TTISS continues to evolve, change and improve nationally. Future initiatives include upgrading the TTISS database to a web-based system which will incorporate a module for more in-depth reporting of transfusion-related errors. Also, the Public Health Agency of Canada (PHAC), in collaboration with stakeholders, has developed a standardized Guideline for investigation of suspected transfusion transmitted bacterial contamination which was released in January 2008 on the Canada Communicable Disease Report (CCDR) website.

British Columbia, through the BC Provincial Blood Coordinating Office (PBCO), was one of the four original provinces participating in the 2000 national pilot. In 2010, BC hospital participation in TTISS accounts for more than 90% of all red cell units transfused in BC.
In 2009-2010, BC reviewed and revised its processes related to transfusion reactions. The work of cross-professional teams (nurse, TM-MD and technologist) resulted in the release of provincial model documents that merge TTISS reporting elements with standardized provincial best practice with respect to bedside recognition and reporting of the reaction, laboratory investigation process, and TM-MD interactions. These documents are collectively called the Transfusion Reaction Toolkit.

Transfusion Error Surveillance System (TESS)

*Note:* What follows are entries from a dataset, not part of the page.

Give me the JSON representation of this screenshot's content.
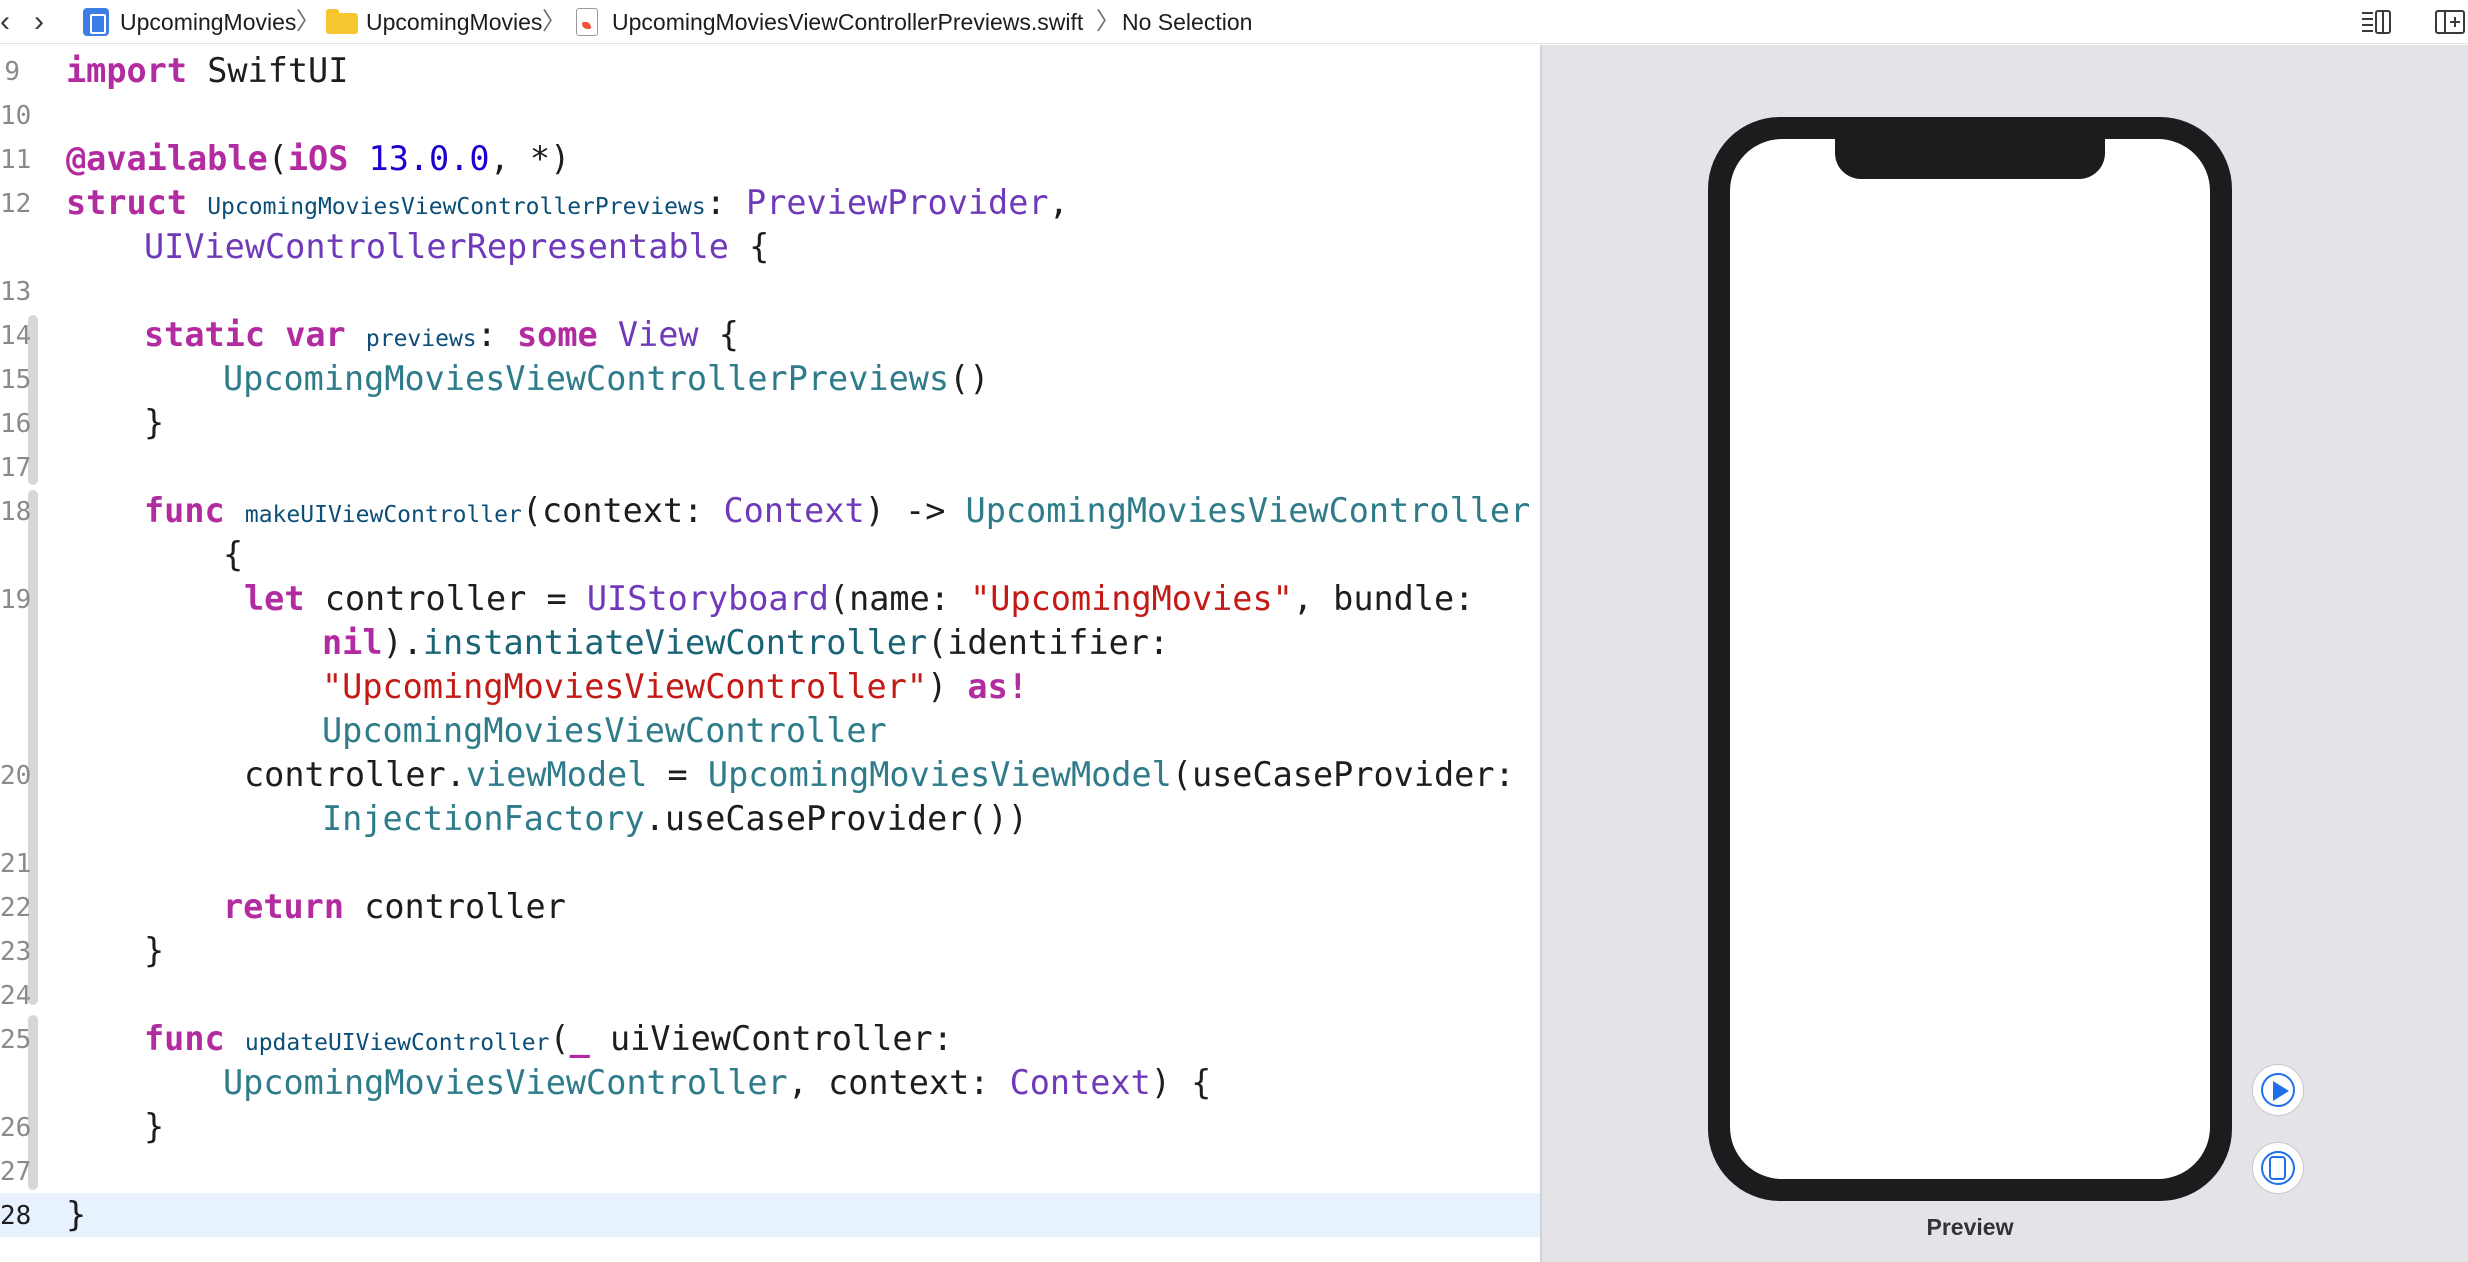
{
  "breadcrumb": {
    "back_icon": "chevron-left-icon",
    "forward_icon": "chevron-right-icon",
    "project": "UpcomingMovies",
    "folder": "UpcomingMovies",
    "file": "UpcomingMoviesViewControllerPreviews.swift",
    "selection": "No Selection",
    "separator": "〉"
  },
  "editor": {
    "current_line": "28",
    "line_numbers": [
      "9",
      "10",
      "11",
      "12",
      "13",
      "14",
      "15",
      "16",
      "17",
      "18",
      "19",
      "20",
      "21",
      "22",
      "23",
      "24",
      "25",
      "26",
      "27",
      "28"
    ],
    "code": {
      "l9": [
        "import",
        "SwiftUI"
      ],
      "l11": [
        "@available",
        "(",
        "iOS",
        "13.0.0",
        ", *)"
      ],
      "l12": [
        "struct",
        "UpcomingMoviesViewControllerPreviews",
        ":",
        "PreviewProvider",
        ","
      ],
      "l12b": [
        "UIViewControllerRepresentable",
        "{"
      ],
      "l14": [
        "static",
        "var",
        "previews",
        ":",
        "some",
        "View",
        "{"
      ],
      "l15": [
        "UpcomingMoviesViewControllerPreviews",
        "()"
      ],
      "l16": [
        "}"
      ],
      "l18": [
        "func",
        "makeUIViewController",
        "(context: ",
        "Context",
        ") -> ",
        "UpcomingMoviesViewController"
      ],
      "l18b": [
        "{"
      ],
      "l19": [
        "let",
        "controller = ",
        "UIStoryboard",
        "(name: ",
        "\"UpcomingMovies\"",
        ", bundle:"
      ],
      "l19b": [
        "nil",
        ").",
        "instantiateViewController",
        "(identifier:"
      ],
      "l19c": [
        "\"UpcomingMoviesViewController\"",
        ") ",
        "as!"
      ],
      "l19d": [
        "UpcomingMoviesViewController"
      ],
      "l20": [
        "controller.",
        "viewModel",
        " = ",
        "UpcomingMoviesViewModel",
        "(useCaseProvider:"
      ],
      "l20b": [
        "InjectionFactory",
        ".useCaseProvider())"
      ],
      "l22": [
        "return",
        "controller"
      ],
      "l23": [
        "}"
      ],
      "l25": [
        "func",
        "updateUIViewController",
        "(",
        "_",
        " uiViewController:"
      ],
      "l25b": [
        "UpcomingMoviesViewController",
        ", context: ",
        "Context",
        ") {"
      ],
      "l26": [
        "}"
      ],
      "l28": [
        "}"
      ]
    }
  },
  "canvas": {
    "preview_label": "Preview",
    "live_preview_icon": "play-circle-icon",
    "device_preview_icon": "device-circle-icon",
    "right_icons": [
      "inspector-toggle-icon",
      "add-editor-icon"
    ]
  },
  "colors": {
    "keyword": "#b32ba1",
    "type": "#6f3ab9",
    "project_type": "#2e7b8a",
    "string": "#c41a16",
    "number": "#1c00cf",
    "accent": "#1f6feb",
    "current_line": "#e8f2ff",
    "canvas_bg": "#e3e3e8"
  }
}
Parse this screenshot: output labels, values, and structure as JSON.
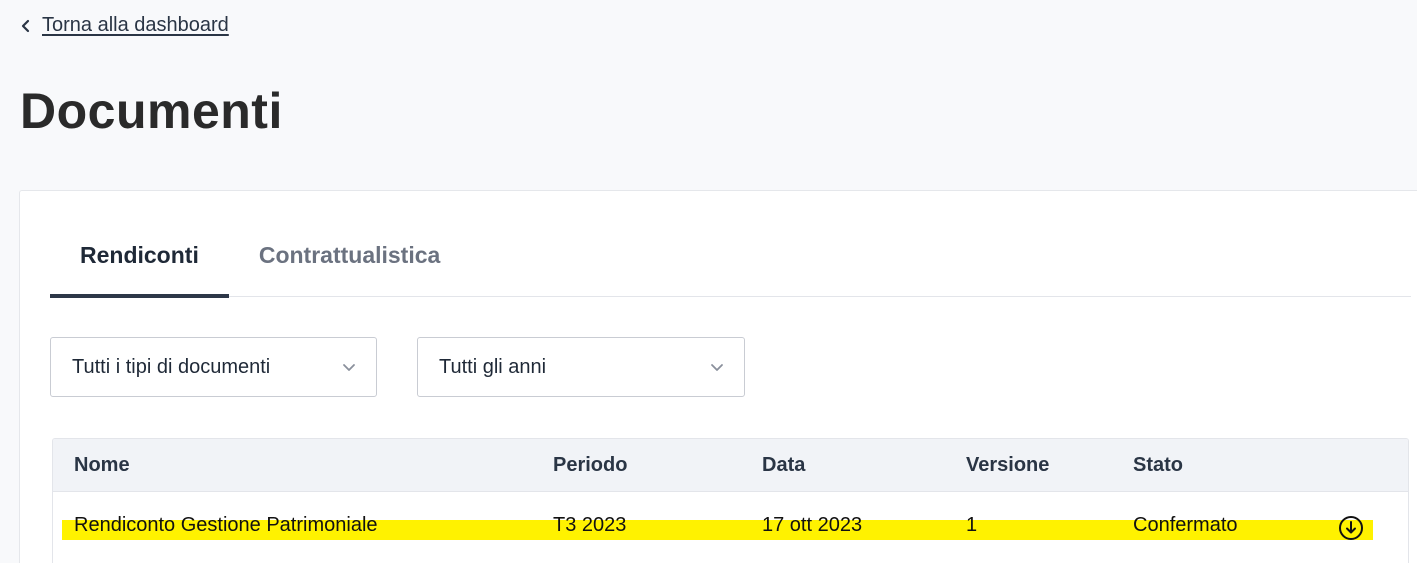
{
  "nav": {
    "back_label": "Torna alla dashboard"
  },
  "page": {
    "title": "Documenti"
  },
  "tabs": [
    {
      "label": "Rendiconti",
      "active": true
    },
    {
      "label": "Contrattualistica",
      "active": false
    }
  ],
  "filters": {
    "doc_type": {
      "value": "Tutti i tipi di documenti"
    },
    "year": {
      "value": "Tutti gli anni"
    }
  },
  "table": {
    "columns": [
      "Nome",
      "Periodo",
      "Data",
      "Versione",
      "Stato"
    ],
    "rows": [
      {
        "nome": "Rendiconto Gestione Patrimoniale",
        "periodo": "T3 2023",
        "data": "17 ott 2023",
        "versione": "1",
        "stato": "Confermato",
        "highlighted": true
      }
    ]
  },
  "colors": {
    "highlight": "#fff200",
    "active_tab_underline": "#2d3748",
    "header_bg": "#f1f3f7"
  },
  "icons": {
    "back": "chevron-left-icon",
    "select_caret": "chevron-down-icon",
    "download": "download-circle-icon"
  }
}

In early 2005 TESS was initiated as a pilot project in four provinces in Canada. The TESS Pilot Project was designed to capture errors in the transfusion chain for the administration of blood, blood components and plasma derivatives. TESS is a non-punitive, anonymous, web-based error reporting system that captures actual events that have the potential to cause harm if not detected.

Managed by the Public Health Agency of Canada (PHAC), the TESS Pilot Project provides participating institutions and their respective provincial/territorial blood coordinating offices with benchmarking data for process improvement. PHAC disseminates the results of analysis to its stakeholders through regular reports, conferences and stakeholder meetings.

An objective of the TESS Pilot Project is to lay the groundwork for a national transfusion error reporting system that can be integrated with the Transfusion Transmitted Injuries Surveillance System (TTISS). The two systems will help improve blood transfusion-related patient safety. The pilot is expected to end in 2008/09 and participation of additional institutions is anticipated. Plans for the future expansion of TESS are still under development.